The sheer power of the water tossed cars like small toys, upturned lorries that now litter the roads and left shipping containers piled up along the shore.
In Sendai city, where the haunting drone of tsunami sirens had echoed into the night, a hospital used generators to keep its lights blazing, drawing in weary survivors, but supplies of food and fuel were fast running out.
The International Atomic Energy Agency said about 200,000 people had so far been evacuated from the area around the two Fukushima plants that house a total of 10 reactors.
Japan's nuclear safety agency rated the incident at four on the international scale of zero to seven. The 1979 Three Mile Island accident in the United States was rated five, while the 1986 Chernobyl disaster was a seven.
A total of 22 people have been hospitalised after being exposed to radioactivity, although it was not immediately clear to what degree they were exposed and what condition they were in.

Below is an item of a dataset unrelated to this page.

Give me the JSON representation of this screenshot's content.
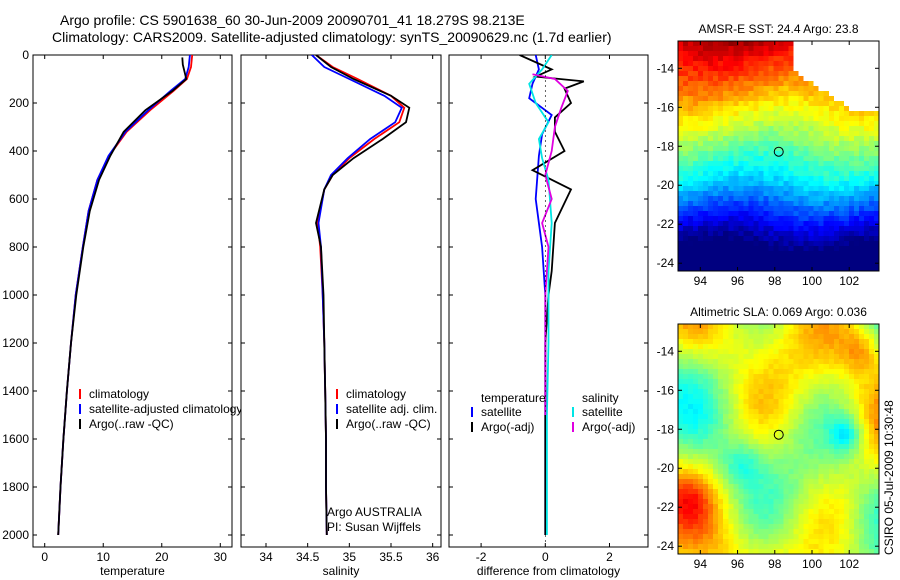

Japan committed 100,000 troops -- about 40 percent of the armed forces -- to spearhead a mammoth rescue and recovery effort with hundreds of ships, aircraft and vehicles headed to the Pacific coast area.
"There are so many people who are still isolated and waiting for assistance. This reality is very stark," Defence Minister Toshimi Kitazawa was quoted as saying by Kyodo News.
The world rallied behind the disaster-stricken nation, with offers of help even from Japan's traditional rivals. Despite a territorial row that has soured relations, China sent a team of rescuers who were due to arrive Sunday.
The US aircraft carrier Ronald Reagan reached waters off the northeast coast Sunday, part of a flotilla sent by Japan's close ally which has nearly 50,000 military personnel in the country. Related article:World rushes aid to qiake-hit Japan
The massive earthquake, one of the largest in recorded history, appears to have shifted the main Japanese island by about eight feet (2.4 meters), the US Geological Survey said.
Two days after it struck about 400 kilometres northeast of Tokyo, aftershocks were still rattling the region, including a strong 6.8 magnitude tremor on Saturday and a 6.3 quake on Sunday.
Japan sits on the "Pacific Ring of Fire", and Tokyo is in one of its most dangerous areas, where three continental plates are slowly grinding against each other, building up enormous seismic pressure.